The letter to ICC Prosecutor Karim Khan urges him to act to halt crimes committed by Israel’s apartheid regime in Palestine, reminding him that his mandate grants him the authority not only to investigate international crimes but also to monitor situations under investigation by his office and to provide an “early warning” function.
The letter — sent by 197 Palestinian, regional and international civil society organizations — refers to a policy paper from the Office of the Prosecutor that provides a framework for deterrent, preventive statements that allow the office to respond to outbreaks of violence and other crimes by quickly engaging with states and non-governmental organizations to “verify information on alleged crimes, to encourage genuine national proceedings and to prevent reoccurrence of crimes.”
It also gives examples of preventive statements that previously proved effective in Palestine. In 2018, for example, the Office of the Prosecutor issued a preventive statement regarding the planned forced eviction of Bedouin residents from the village of Khan Al-Ahmar in the West Bank.
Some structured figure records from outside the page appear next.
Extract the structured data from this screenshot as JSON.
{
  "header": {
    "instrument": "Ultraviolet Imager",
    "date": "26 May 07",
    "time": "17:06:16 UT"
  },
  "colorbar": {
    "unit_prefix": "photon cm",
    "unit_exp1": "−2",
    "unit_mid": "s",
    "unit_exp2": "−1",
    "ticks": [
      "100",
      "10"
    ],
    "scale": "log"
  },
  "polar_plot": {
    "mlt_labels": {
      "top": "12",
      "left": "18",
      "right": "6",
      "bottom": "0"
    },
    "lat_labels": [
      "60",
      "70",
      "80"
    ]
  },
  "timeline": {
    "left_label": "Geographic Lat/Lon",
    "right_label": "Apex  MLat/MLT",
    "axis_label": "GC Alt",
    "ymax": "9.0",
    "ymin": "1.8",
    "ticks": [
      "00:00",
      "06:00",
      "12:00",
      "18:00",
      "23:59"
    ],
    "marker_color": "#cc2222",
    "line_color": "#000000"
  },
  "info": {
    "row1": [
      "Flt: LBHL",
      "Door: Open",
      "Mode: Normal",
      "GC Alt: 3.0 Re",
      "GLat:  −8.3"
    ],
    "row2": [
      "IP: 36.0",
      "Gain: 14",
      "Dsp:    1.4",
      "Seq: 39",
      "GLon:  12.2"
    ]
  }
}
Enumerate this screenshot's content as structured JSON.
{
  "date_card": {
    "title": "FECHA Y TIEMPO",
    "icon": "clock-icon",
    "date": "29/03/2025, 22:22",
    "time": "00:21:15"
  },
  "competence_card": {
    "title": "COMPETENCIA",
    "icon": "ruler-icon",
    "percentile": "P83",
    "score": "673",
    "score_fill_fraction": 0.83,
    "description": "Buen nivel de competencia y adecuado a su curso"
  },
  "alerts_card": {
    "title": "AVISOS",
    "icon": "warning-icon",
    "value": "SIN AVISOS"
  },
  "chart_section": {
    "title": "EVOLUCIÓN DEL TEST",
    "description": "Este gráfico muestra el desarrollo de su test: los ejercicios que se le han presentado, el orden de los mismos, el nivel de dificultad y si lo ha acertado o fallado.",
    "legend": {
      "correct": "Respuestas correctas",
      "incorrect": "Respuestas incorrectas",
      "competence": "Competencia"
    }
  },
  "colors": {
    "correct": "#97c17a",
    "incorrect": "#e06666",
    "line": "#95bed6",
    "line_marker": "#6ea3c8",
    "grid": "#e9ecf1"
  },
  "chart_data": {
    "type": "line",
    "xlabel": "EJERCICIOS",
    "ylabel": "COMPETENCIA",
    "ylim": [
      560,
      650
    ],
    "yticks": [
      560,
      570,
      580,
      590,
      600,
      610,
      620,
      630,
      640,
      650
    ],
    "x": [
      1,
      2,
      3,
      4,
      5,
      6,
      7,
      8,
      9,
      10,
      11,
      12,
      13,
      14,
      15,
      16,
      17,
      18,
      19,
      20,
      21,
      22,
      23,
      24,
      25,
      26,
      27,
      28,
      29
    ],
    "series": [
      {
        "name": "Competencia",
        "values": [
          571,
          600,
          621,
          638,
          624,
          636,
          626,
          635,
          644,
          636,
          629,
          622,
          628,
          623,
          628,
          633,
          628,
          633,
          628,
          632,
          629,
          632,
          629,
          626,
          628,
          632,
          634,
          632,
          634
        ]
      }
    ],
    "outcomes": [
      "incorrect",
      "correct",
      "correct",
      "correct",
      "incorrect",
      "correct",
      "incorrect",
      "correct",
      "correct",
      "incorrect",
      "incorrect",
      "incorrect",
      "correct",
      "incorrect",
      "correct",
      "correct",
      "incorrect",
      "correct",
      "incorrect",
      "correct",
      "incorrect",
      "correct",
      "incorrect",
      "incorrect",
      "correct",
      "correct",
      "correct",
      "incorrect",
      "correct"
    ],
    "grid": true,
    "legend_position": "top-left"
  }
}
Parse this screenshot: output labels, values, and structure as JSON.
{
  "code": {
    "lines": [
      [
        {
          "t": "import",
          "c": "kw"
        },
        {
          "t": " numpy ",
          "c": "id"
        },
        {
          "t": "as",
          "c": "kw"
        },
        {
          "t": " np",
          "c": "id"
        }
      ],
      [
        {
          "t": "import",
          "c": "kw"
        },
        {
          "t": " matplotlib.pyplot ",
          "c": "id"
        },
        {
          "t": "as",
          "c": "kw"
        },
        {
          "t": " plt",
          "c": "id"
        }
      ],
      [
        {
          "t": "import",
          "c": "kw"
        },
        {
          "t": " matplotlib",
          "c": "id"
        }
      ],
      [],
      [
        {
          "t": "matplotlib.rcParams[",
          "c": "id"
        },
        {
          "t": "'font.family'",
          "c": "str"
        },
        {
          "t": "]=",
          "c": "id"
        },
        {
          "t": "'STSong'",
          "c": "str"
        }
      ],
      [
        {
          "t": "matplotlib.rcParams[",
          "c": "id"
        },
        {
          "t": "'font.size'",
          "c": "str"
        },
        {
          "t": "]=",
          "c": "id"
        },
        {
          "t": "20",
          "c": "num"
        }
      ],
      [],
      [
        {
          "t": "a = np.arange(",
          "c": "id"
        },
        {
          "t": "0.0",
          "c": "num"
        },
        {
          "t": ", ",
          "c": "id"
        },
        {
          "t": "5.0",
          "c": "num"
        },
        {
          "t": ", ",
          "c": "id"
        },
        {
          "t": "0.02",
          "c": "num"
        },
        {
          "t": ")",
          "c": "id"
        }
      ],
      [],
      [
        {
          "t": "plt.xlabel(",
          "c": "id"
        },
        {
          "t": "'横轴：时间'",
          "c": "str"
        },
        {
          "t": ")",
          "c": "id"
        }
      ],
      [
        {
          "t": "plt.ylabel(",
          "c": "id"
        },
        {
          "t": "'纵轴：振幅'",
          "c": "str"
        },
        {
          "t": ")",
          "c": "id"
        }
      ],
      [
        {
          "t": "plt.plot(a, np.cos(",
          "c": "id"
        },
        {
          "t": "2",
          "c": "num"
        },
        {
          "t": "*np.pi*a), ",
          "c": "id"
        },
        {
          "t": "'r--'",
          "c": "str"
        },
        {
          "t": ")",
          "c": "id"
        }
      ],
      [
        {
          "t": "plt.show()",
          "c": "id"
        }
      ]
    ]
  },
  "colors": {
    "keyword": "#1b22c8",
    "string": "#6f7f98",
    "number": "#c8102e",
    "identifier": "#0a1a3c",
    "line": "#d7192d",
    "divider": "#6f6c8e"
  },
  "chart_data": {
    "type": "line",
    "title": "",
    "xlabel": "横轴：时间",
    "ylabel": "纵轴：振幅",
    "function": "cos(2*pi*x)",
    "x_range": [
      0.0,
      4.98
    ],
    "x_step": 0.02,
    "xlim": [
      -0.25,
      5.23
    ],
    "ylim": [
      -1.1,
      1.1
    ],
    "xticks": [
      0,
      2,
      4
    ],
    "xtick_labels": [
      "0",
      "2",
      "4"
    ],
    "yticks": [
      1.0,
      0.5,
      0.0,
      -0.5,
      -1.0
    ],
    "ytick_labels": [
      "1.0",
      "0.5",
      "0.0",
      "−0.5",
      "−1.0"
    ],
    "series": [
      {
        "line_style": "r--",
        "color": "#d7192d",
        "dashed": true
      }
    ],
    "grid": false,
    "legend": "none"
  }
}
The Israeli foreign minister subsequently confirmed that Israeli authorities did not carry out the evictions “out of concerns of an ICC investigation.”
The letter stated that there have been “important missed opportunities for preventive statements in the past year.”
The letter sent to the ASP President Silvia Fernandez de Gurmendi highlighted the assembly’s proposal for the implementation of a recommendation by the Independent Expert Review, in which the organization reaffirmed its commitment to “uphold and defend the principles and values enshrined in the Rome Statute and to preserve its integrity undeterred by any threats or measures against the court, its officials and those cooperating with it, and renews its resolve to stand united against impunity.”
The Rome Statute is the treaty that established the ICC. It was adopted in July 1998 and came into force on July 1, 2002.
The ASP proposal reiterates that its president bears the primary responsibility for coordinating an appropriate response to any threat that could undermine the integrity, effectiveness or impartiality of the ICC.
Both letters note that on Oct. 22, 2021, Israel outlawed six prominent Palestinian civil society organizations, and that their offices, along with those of a seventh group, were raided on Aug. 18 this year by Israeli forces who confiscated computers and other equipment and sealed the entrances under military orders.
The letters stressed that such Israeli actions of effectively “tampering with or interfering with the collection of evidence” during an investigation or trial stage might amount to “offenses against the administration of justice” under Article 70 of the Rome Statute.
They also refer to a 2016 report by the Office of the Prosecutor on preliminary examination activities, which acknowledged that employees of Palestinian organizations, including human rights organization Al-Haq (one of the outlawed organizations) and Al-Mezan Center for Human Rights, who had helped to gather information relevant to the office’s preliminary examination, had been subjected to threats and other forms of intimidation and interference.
The letters called on the ICC prosecutor and the ASP president “to respond to Israel’s latest attacks on Palestinian (civil society organizations) and defend human rights defenders who cooperate with the court.”
They added that such Palestinian organizations will continue to be active participants in the Rome Statute framework and cooperate with the court in its investigations into the situation in Palestine.